Footnotes & Fiddlesticks

When engaging on certain topics like say… communism, it is not uncommon to have someone ask if you have read a certain book and after learning (as they probably expect), that you have not, move to immediately disqualify your opinion. With people who do this, it usually doesn’t operate in reverse and they will be just as likely to dismiss any book you bring up for superfluous reasons; probably not themselves having even heard the title before you brought it up. In other words, holding someone to academic standard in an informal, conversational setting and not holding yourself to the same standard.

Now I want to make a clear distinction before continuing that if you are going to seriously engage with a topic, you should be well read on the subject matter. So yes, a serious criticism of communism (something I’ve never done here), would require you to have engaged with the relevant texts like Das Kapital. Replace the the nouns in the previous sentence with any other topic and the same rule applies. Again, I’m not talking about serious academic discourse, just general conversation whether over a dinner table, at a bar or an online forum. I’m talking about things at a amateur or perhaps journalistic level of discussion.

Now excuse me while I take a large  but necessary tangent for most of the rest of this post.

One of the first observations I would make, is that many of the most important texts in history have not been huge, heavily footnoted and barely readable academic tomes. I just opened a copy of Plato’s Republic and all the annotations were added a few thousand years later. This is just as true today. A book I was encouraged to read in university called Pedagogy of the Oppressed didn’t bring together every major text on educational theory. From the exerts I read, it seemed more like an eloquent rant and this text obviously had a major influence on the professor who set it in the readings and one assumes their own publications. And on thinking back it seems to have been pure cultural Marxist nonsense. Anyway, the main point is that it was recommended by academics despite not being all that academic.

The next observation I would make is with regard to the nature of the academic world today. It isn’t a secret that academics really love it when their work is cited and the more citations you have, the better it can be for your career. The reality is that very little of the enormous amount that is published is read so getting attention matters. I don’t think you need a doctorate to see how corruption could enter in here. Academics might agree to cite each other so they will in turn be cited, and so on. It could also encourage young academics to steer a thesis in a way that a more popular academic would agree with so they would go on to cite or even review! Then there is the other fact that there are a whole lot more people with doctorates than there are university positions which makes groveling a certainty.

You may have forgotten (and I almost did), that I’m not even speaking about college level intellectual inquiry. I’m talking about everyday conversation about serious (and often emotive) topics. When what I mentioned above goes on at an academic level, you can better understand how ridiculous it is to make appeals to authority in order to dismiss the opinion of someone you are speaking to.

And what is particularly annoying is when the reverse is true. During University I became interested in Australian history and began reading about it. Finding what was on offer to be tipped unsurprisingly in a certain direction, I eventually discovered the work of Keith Windschuttle.

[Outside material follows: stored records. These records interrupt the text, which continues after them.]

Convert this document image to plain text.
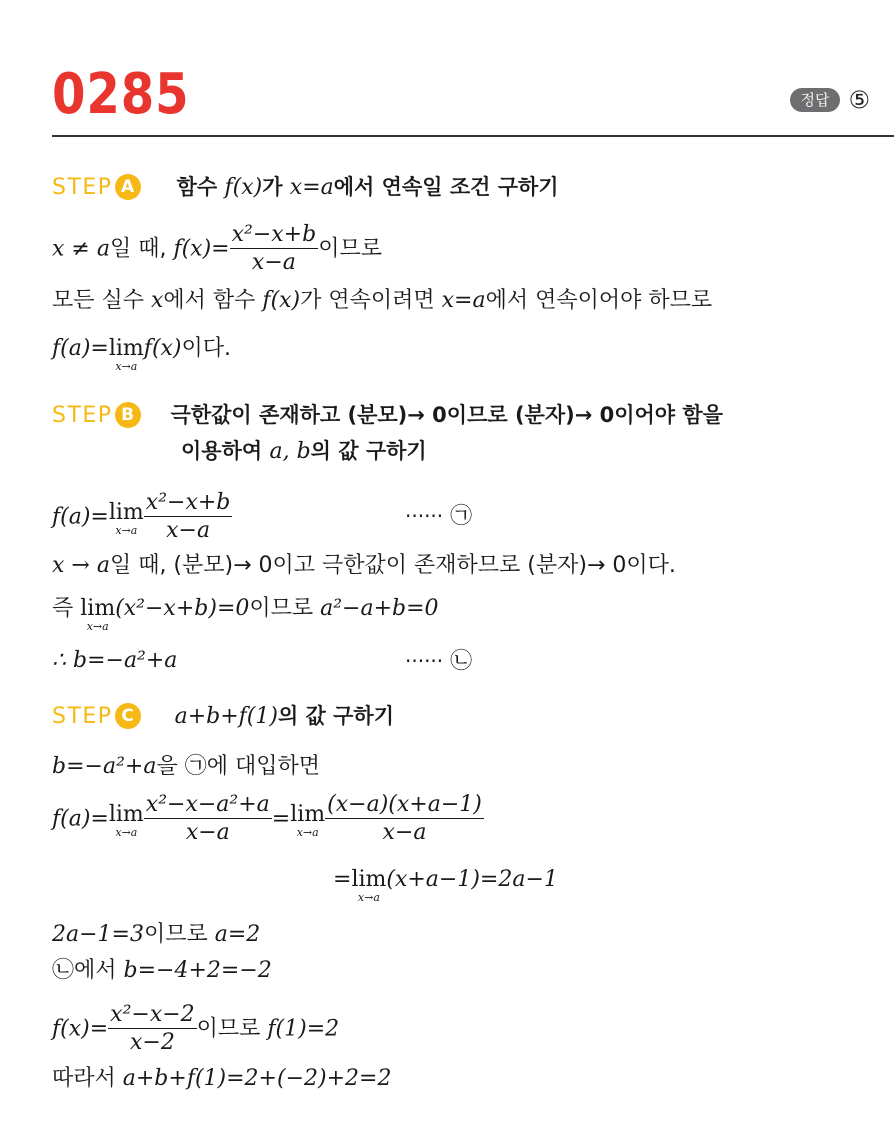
0285	정답 ⑤
STEP A 함수 f(x)가 x=a에서 연속일 조건 구하기
x ≠ a일 때, $f(x)= \frac{\text{x²−x+b}}{x-a}$ 이므로
모든 실수 x에서 함수 f(x)가 연속이려면 x=a에서 연속이어야 하므로
f(a)=lim
x→a
f(x)이다.
STEP B 극한값이 존재하고 (분모)→ 0이므로 (분자)→ 0이어야 함을
이용하여 a, b의 값 구하기
f(a)=lim
$x\to a \frac{\text{x²−x+b}}{x-a}$	······ ㉠
x → a일 때, (분모)→ 0이고 극한값이 존재하므로 (분자)→ 0이다.
즉 lim
x→a
(x²−x+b)=0이므로 a²−a+b=0
∴ b=−a²+a	······ ㉡
STEP C a+b+f(1)의 값 구하기
b=−a²+a을 ㉠에 대입하면
f(a)=lim
$x\to a \frac{\text{x²−x−a²+a}}{x-a} =\lim$
$x\to a \frac{(x-a)(x+a-1)}{x-a}$
=lim
x→a
(x+a−1)=2a−1
2a−1=3이므로 a=2
㉡에서 b=−4+2=−2
$f(x)= \frac{\text{x²−x−2}}{x-2}$ 이므로 f(1)=2
따라서 a+b+f(1)=2+(−2)+2=2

At the time, he had just released a large book following a series of articles appearing in Quadrant and elsewhere on the history of relations between European colonists and native aborigines. The title of what is still an unfinished series; The Fabrication of Aboriginal History, is enough to give a good idea about what to expect and how academics might respond to it. While certainly polemical, it is also a lengthy, heavily researched and meticulously footnoted.

Now even though Windschuttle had followed the rules, the goal posts were of course moved and ad hominem  (as properly understood), was the go to strategy for disqualification. You can even look at the responses they’ve chosen to list on Wikipedia and see how many of them merely label him right-wing in the pejorative sense – which is not an argument. Stop for a moment and consider that the Wikipedia hive mind is actually impressed enough with these responses to include them as though it is legitimate criticism. The only really legitimate criticism I remember reading at the time involved a couple of errors in footnoting which just pointed to the wrong page of a couple of works and changed nothing about his overall thesis. These were acknowledged and corrected but were still taken an opportunity to disqualify the rest of the work. The criticism was actually so bad that it provoked a book length response to the book length response and this was just the original volume.

So someone who followed all the rules and did all the research and read all the books still had the goal posts moved a further fifty feet after all that effort and not much changed. And notice again that I’m back on academic work involving academics. Perhaps now you can see why I think it is a little unfair that some people are required to subject themselves to peer review, for merely uttering an unfashionable opinion by people who apply no such standards to themselves.

If you do happen to find yourself in a conversation and are tempted to hold an unread book up in front of someone making an argument. I hope that after reading this, it will be simply to make a recommendation and not in order to disqualify what they are saying by imposing unfair standards of them. And lets not forget the most important aspect. When you do this you are making no actual argument yourself.